Dünyada dijital dizayn ve inşaat süreçleri için yeniliklerin öncüsü olan ve bu alanlarda ileri teknolojilerle yeni standartlar getirmiş olan Louis Vuitton Vakfı, Frank Gehry’nin şirketi Gehry Partners tarafından Louis Vuitton Vakfı için tasarlanmış ve 2014 yılında tamamlanmıştır.
Yanında bulunan Jardin d’Acclimatation peyzaj düzenine uygun bir şekilde tasarlanmış olan yapı, tasarım anlayışı olarak 3 hedefe sahip: 19. yüzyıl cam bahçe yapılarını ve bahçelerin kültürel mirastaki yerini anımsatmak, bu bahçeye sık sık uğrayan çocuklar ve ailelerinin ilgisini çekecek bir modern sanat müzesi yaratmak.
Proje için özel olarak tasarlanmış havuzun hemen yanında konumlanan yapı, beyaz blokların birbirne bağlanmasıyla oluşuyor. Buzdağı olarak geçen bu beyaz bloklar, fiber-betonarme paneller ile kaplı. Beyaz blokları ise 12 adet geniş camlar sarıyor. Ahşap kirişlerle desteklenen bu camlar ise yapının yelken kısımları. Yelkenler, yapıya transparanlık kazandırırken aynı zamanda yapıya hareket ediyormuş izlenimi de veriyor. Bunun yanında yapının cephesinin yanında bulunan suyu ve bahçeyi yansıtması, ışık ile devamlı olarak değişmesi özelliklerini de yine bu yelkenler sağlıyor.
Yapının girişi hem müze hem de Jardin d’Acclimatation için bir giriş alanı. Burası her iki yer için gelen ziyaretçileri de karşılayan ilk alan olduğu için büyük bir sosyal alan olarak düşünülmüş. İçinde restaurant ve kitabevi barındıran bu kısımda, aktif bir sosyal yaşam kurgusu tasarlanmış.
Projenin bir başka etkileyici yanı ise galeriler arası dolaşan ziyaretçilere sergi içinde aynı zamanda geniş yelkenler sayesinde etkili bahçe manzarasını ziyaretçilerin gözü önüne sererek sergi ve bahçe deneyimini birleştirmesi. Ayrıca, yapının dışında bulunan ve yelkenlerin altından ilerleyen merdivenlerden de binanın çatısındaki bahçelere ve sergilere ulaşmak mümkün.

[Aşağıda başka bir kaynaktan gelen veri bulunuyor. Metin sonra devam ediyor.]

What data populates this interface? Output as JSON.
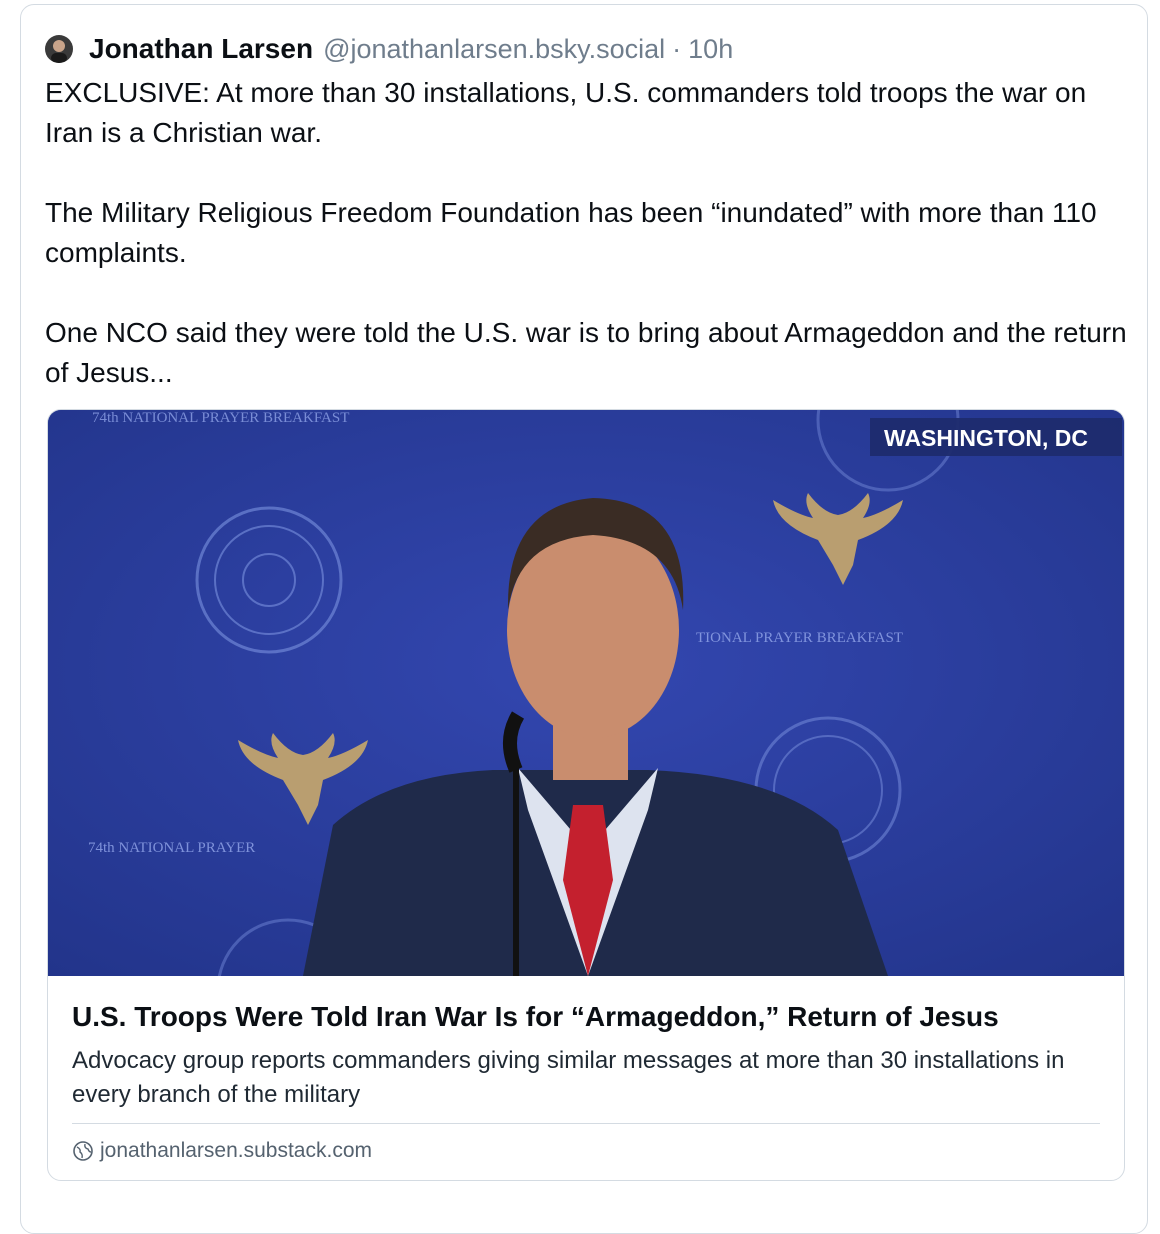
{
  "post": {
    "author": {
      "display_name": "Jonathan Larsen",
      "handle": "@jonathanlarsen.bsky.social",
      "separator": "·",
      "time": "10h",
      "avatar_icon": "avatar-photo"
    },
    "text": {
      "p1": "EXCLUSIVE: At more than 30 installations, U.S. commanders told troops the war on Iran is a Christian war.",
      "p2": "The Military Religious Freedom Foundation has been “inundated” with more than 110 complaints.",
      "p3": "One NCO said they were told the U.S. war is to bring about Armageddon and the return of Jesus..."
    },
    "link_card": {
      "image": {
        "overlay_label": "WASHINGTON, DC",
        "backdrop_text_top": "74th NATIONAL PRAYER BREAKFAST",
        "backdrop_text_mid": "TIONAL PRAYER BREAKFAST",
        "backdrop_text_left": "74th NATIONAL PRAYER"
      },
      "title": "U.S. Troops Were Told Iran War Is for “Armageddon,” Return of Jesus",
      "description": "Advocacy group reports commanders giving similar messages at more than 30 installations in every branch of the military",
      "domain": "jonathanlarsen.substack.com",
      "domain_icon": "globe-icon"
    }
  },
  "colors": {
    "backdrop_blue": "#2a3d9e",
    "overlay_bg": "#1d2b6e",
    "muted_text": "#6f7d8c",
    "border": "#d4dbe2"
  }
}
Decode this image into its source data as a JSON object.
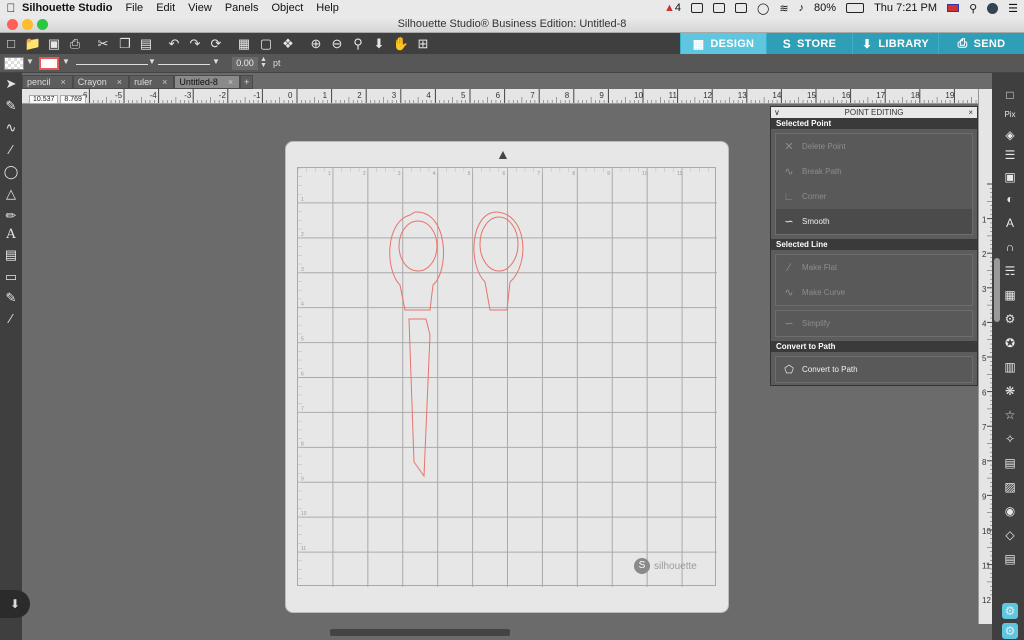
{
  "menubar": {
    "app_name": "Silhouette Studio",
    "items": [
      "File",
      "Edit",
      "View",
      "Panels",
      "Object",
      "Help"
    ],
    "notification_count": "4",
    "battery": "80%",
    "clock": "Thu 7:21 PM"
  },
  "window": {
    "title": "Silhouette Studio® Business Edition: Untitled-8"
  },
  "nav_tabs": [
    {
      "label": "DESIGN",
      "icon": "grid-icon"
    },
    {
      "label": "STORE",
      "icon": "store-icon"
    },
    {
      "label": "LIBRARY",
      "icon": "library-icon"
    },
    {
      "label": "SEND",
      "icon": "send-icon"
    }
  ],
  "toolbar2": {
    "line_width": "0.00",
    "unit": "pt"
  },
  "doc_tabs": [
    {
      "label": "pencil"
    },
    {
      "label": "Crayon"
    },
    {
      "label": "ruler"
    },
    {
      "label": "Untitled-8"
    }
  ],
  "add_tab": "+",
  "close_glyph": "×",
  "coords": {
    "x": "10.537",
    "y": "8.769"
  },
  "hruler_labels": [
    "-6",
    "-5",
    "-4",
    "-3",
    "-2",
    "-1",
    "0",
    "1",
    "2",
    "3",
    "4",
    "5",
    "6",
    "7",
    "8",
    "9",
    "10",
    "11",
    "12",
    "13",
    "14",
    "15",
    "16",
    "17",
    "18",
    "19"
  ],
  "vruler_labels": [
    "1",
    "2",
    "3",
    "4",
    "5",
    "6",
    "7",
    "8",
    "9",
    "10",
    "11",
    "12"
  ],
  "mat_top_labels": [
    "1",
    "2",
    "3",
    "4",
    "5",
    "6",
    "7",
    "8",
    "9",
    "10",
    "11"
  ],
  "mat_left_labels": [
    "1",
    "2",
    "3",
    "4",
    "5",
    "6",
    "7",
    "8",
    "9",
    "10",
    "11"
  ],
  "brand": "silhouette",
  "panel": {
    "title": "POINT EDITING",
    "sections": {
      "selected_point": "Selected Point",
      "selected_line": "Selected Line",
      "convert": "Convert to Path"
    },
    "buttons": {
      "delete_point": "Delete Point",
      "break_path": "Break Path",
      "corner": "Corner",
      "smooth": "Smooth",
      "make_flat": "Make Flat",
      "make_curve": "Make Curve",
      "simplify": "Simplify",
      "convert_to_path": "Convert to Path"
    }
  },
  "colors": {
    "accent": "#2f9fb8",
    "active_tab": "#5fc6e0",
    "cut_line": "#e8736d"
  }
}
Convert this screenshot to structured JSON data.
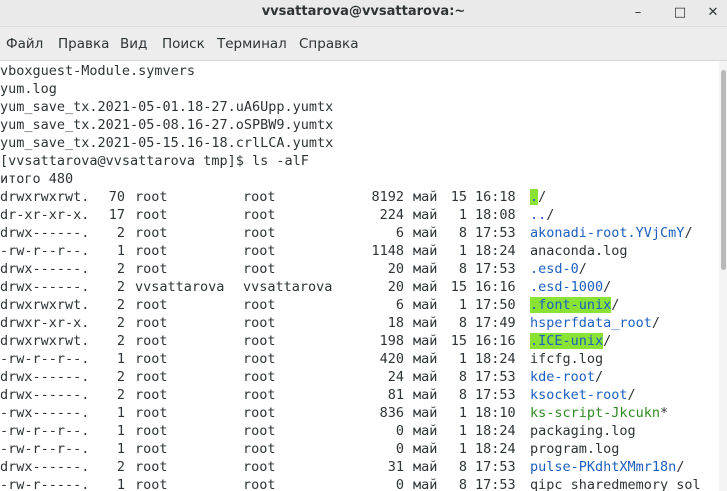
{
  "window": {
    "title": "vvsattarova@vvsattarova:~",
    "minimize_glyph": "–",
    "maximize_glyph": "□",
    "close_glyph": "✕"
  },
  "menu": [
    "Файл",
    "Правка",
    "Вид",
    "Поиск",
    "Терминал",
    "Справка"
  ],
  "terminal": {
    "pre_lines": [
      "vboxguest-Module.symvers",
      "yum.log",
      "yum_save_tx.2021-05-01.18-27.uA6Upp.yumtx",
      "yum_save_tx.2021-05-08.16-27.oSPBW9.yumtx",
      "yum_save_tx.2021-05-15.16-18.crlLCA.yumtx",
      "[vvsattarova@vvsattarova tmp]$ ls -alF",
      "итого 480"
    ],
    "rows": [
      {
        "perm": "drwxrwxrwt.",
        "links": "70",
        "owner": "root",
        "group": "root",
        "size": "8192",
        "month": "май",
        "day": "15",
        "time": "16:18",
        "name": ".",
        "suffix": "/",
        "style": "hl"
      },
      {
        "perm": "dr-xr-xr-x.",
        "links": "17",
        "owner": "root",
        "group": "root",
        "size": "224",
        "month": "май",
        "day": "1",
        "time": "18:08",
        "name": "..",
        "suffix": "/",
        "style": "blue"
      },
      {
        "perm": "drwx------.",
        "links": "2",
        "owner": "root",
        "group": "root",
        "size": "6",
        "month": "май",
        "day": "8",
        "time": "17:53",
        "name": "akonadi-root.YVjCmY",
        "suffix": "/",
        "style": "blue"
      },
      {
        "perm": "-rw-r--r--.",
        "links": "1",
        "owner": "root",
        "group": "root",
        "size": "1148",
        "month": "май",
        "day": "1",
        "time": "18:24",
        "name": "anaconda.log",
        "suffix": "",
        "style": "plain"
      },
      {
        "perm": "drwx------.",
        "links": "2",
        "owner": "root",
        "group": "root",
        "size": "20",
        "month": "май",
        "day": "8",
        "time": "17:53",
        "name": ".esd-0",
        "suffix": "/",
        "style": "blue"
      },
      {
        "perm": "drwx------.",
        "links": "2",
        "owner": "vvsattarova",
        "group": "vvsattarova",
        "size": "20",
        "month": "май",
        "day": "15",
        "time": "16:16",
        "name": ".esd-1000",
        "suffix": "/",
        "style": "blue"
      },
      {
        "perm": "drwxrwxrwt.",
        "links": "2",
        "owner": "root",
        "group": "root",
        "size": "6",
        "month": "май",
        "day": "1",
        "time": "17:50",
        "name": ".font-unix",
        "suffix": "/",
        "style": "hl"
      },
      {
        "perm": "drwxr-xr-x.",
        "links": "2",
        "owner": "root",
        "group": "root",
        "size": "18",
        "month": "май",
        "day": "8",
        "time": "17:49",
        "name": "hsperfdata_root",
        "suffix": "/",
        "style": "blue"
      },
      {
        "perm": "drwxrwxrwt.",
        "links": "2",
        "owner": "root",
        "group": "root",
        "size": "198",
        "month": "май",
        "day": "15",
        "time": "16:16",
        "name": ".ICE-unix",
        "suffix": "/",
        "style": "hl"
      },
      {
        "perm": "-rw-r--r--.",
        "links": "1",
        "owner": "root",
        "group": "root",
        "size": "420",
        "month": "май",
        "day": "1",
        "time": "18:24",
        "name": "ifcfg.log",
        "suffix": "",
        "style": "plain"
      },
      {
        "perm": "drwx------.",
        "links": "2",
        "owner": "root",
        "group": "root",
        "size": "24",
        "month": "май",
        "day": "8",
        "time": "17:53",
        "name": "kde-root",
        "suffix": "/",
        "style": "blue"
      },
      {
        "perm": "drwx------.",
        "links": "2",
        "owner": "root",
        "group": "root",
        "size": "81",
        "month": "май",
        "day": "8",
        "time": "17:53",
        "name": "ksocket-root",
        "suffix": "/",
        "style": "blue"
      },
      {
        "perm": "-rwx------.",
        "links": "1",
        "owner": "root",
        "group": "root",
        "size": "836",
        "month": "май",
        "day": "1",
        "time": "18:10",
        "name": "ks-script-Jkcukn",
        "suffix": "*",
        "style": "green"
      },
      {
        "perm": "-rw-r--r--.",
        "links": "1",
        "owner": "root",
        "group": "root",
        "size": "0",
        "month": "май",
        "day": "1",
        "time": "18:24",
        "name": "packaging.log",
        "suffix": "",
        "style": "plain"
      },
      {
        "perm": "-rw-r--r--.",
        "links": "1",
        "owner": "root",
        "group": "root",
        "size": "0",
        "month": "май",
        "day": "1",
        "time": "18:24",
        "name": "program.log",
        "suffix": "",
        "style": "plain"
      },
      {
        "perm": "drwx------.",
        "links": "2",
        "owner": "root",
        "group": "root",
        "size": "31",
        "month": "май",
        "day": "8",
        "time": "17:53",
        "name": "pulse-PKdhtXMmr18n",
        "suffix": "/",
        "style": "blue"
      },
      {
        "perm": "-rw-r-----.",
        "links": "1",
        "owner": "root",
        "group": "root",
        "size": "0",
        "month": "май",
        "day": "8",
        "time": "17:53",
        "name": "qipc_sharedmemory_sol",
        "suffix": "",
        "style": "plain"
      }
    ]
  },
  "colors": {
    "directory": "#1c5fbf",
    "sticky_highlight": "#8ae234",
    "executable": "#2e8b21",
    "text": "#2e3436"
  }
}
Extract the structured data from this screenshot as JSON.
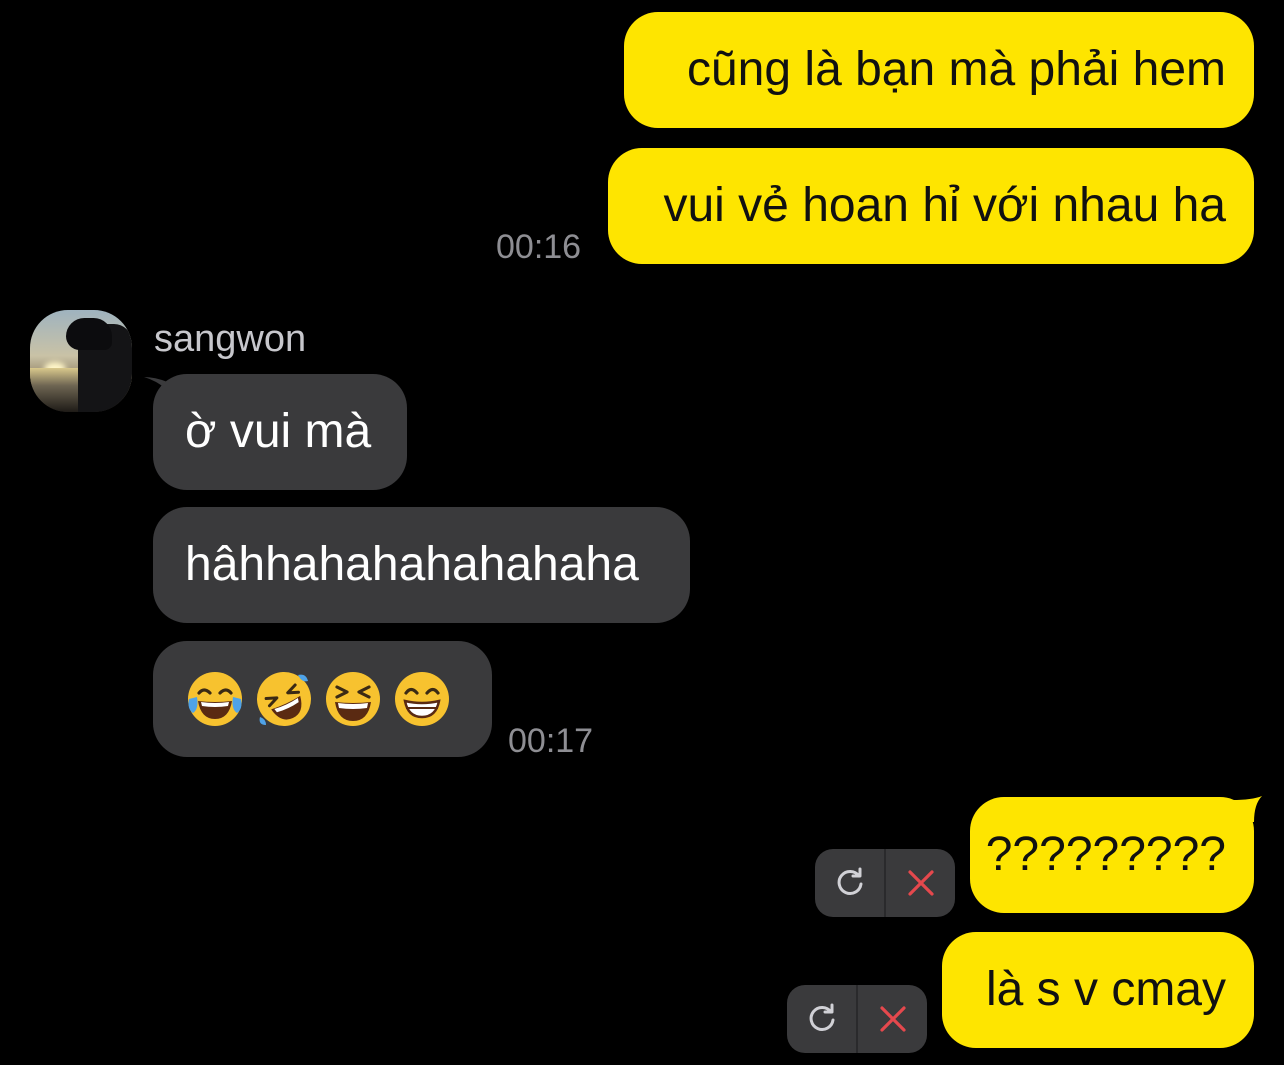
{
  "chat": {
    "sender_name": "sangwon",
    "messages": {
      "out_1": "cũng là bạn mà phải hem",
      "out_2": "vui vẻ hoan hỉ với nhau ha",
      "out_2_time": "00:16",
      "in_1": "ờ vui mà",
      "in_2": "hâhhahahahahahaha",
      "in_3_emojis": [
        "face-with-tears-of-joy",
        "rolling-on-the-floor-laughing",
        "grinning-squinting-face",
        "beaming-face-with-smiling-eyes"
      ],
      "in_3_time": "00:17",
      "out_3": "?????????",
      "out_4": "là s v cmay"
    },
    "failed_actions": {
      "retry_icon": "retry-icon",
      "delete_icon": "close-icon"
    }
  },
  "colors": {
    "background": "#000000",
    "outgoing_bubble": "#fee500",
    "incoming_bubble": "#3a3a3c",
    "timestamp": "#8e8e93",
    "delete_red": "#e5484d"
  }
}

Daha önce de belirttiğimiz gibi dijital ortamda tasarım yapma konusunda dünya genelinde öncü haline gelmiş bu projede, 400’ü aşkın kişi tasarım modeline, teknik düzenlemelere ve montaj aşamlarına ortak web temelli bir 3D model üzerinden katkıda bulundu. Projenin teknolojik açıda yeniliklerinden biri de budur.
Son olarak, tasaralanan çatı yağmur suyunun toplanmasına ve tekrar kullanılmasına olanak sağlıyor. Bu özellik, yapının jeotermal gücünü arttırıyor ve yapının HQE (Haute Qualité Environmentale) sertifikasına kazanma amacına hizmet ediyor.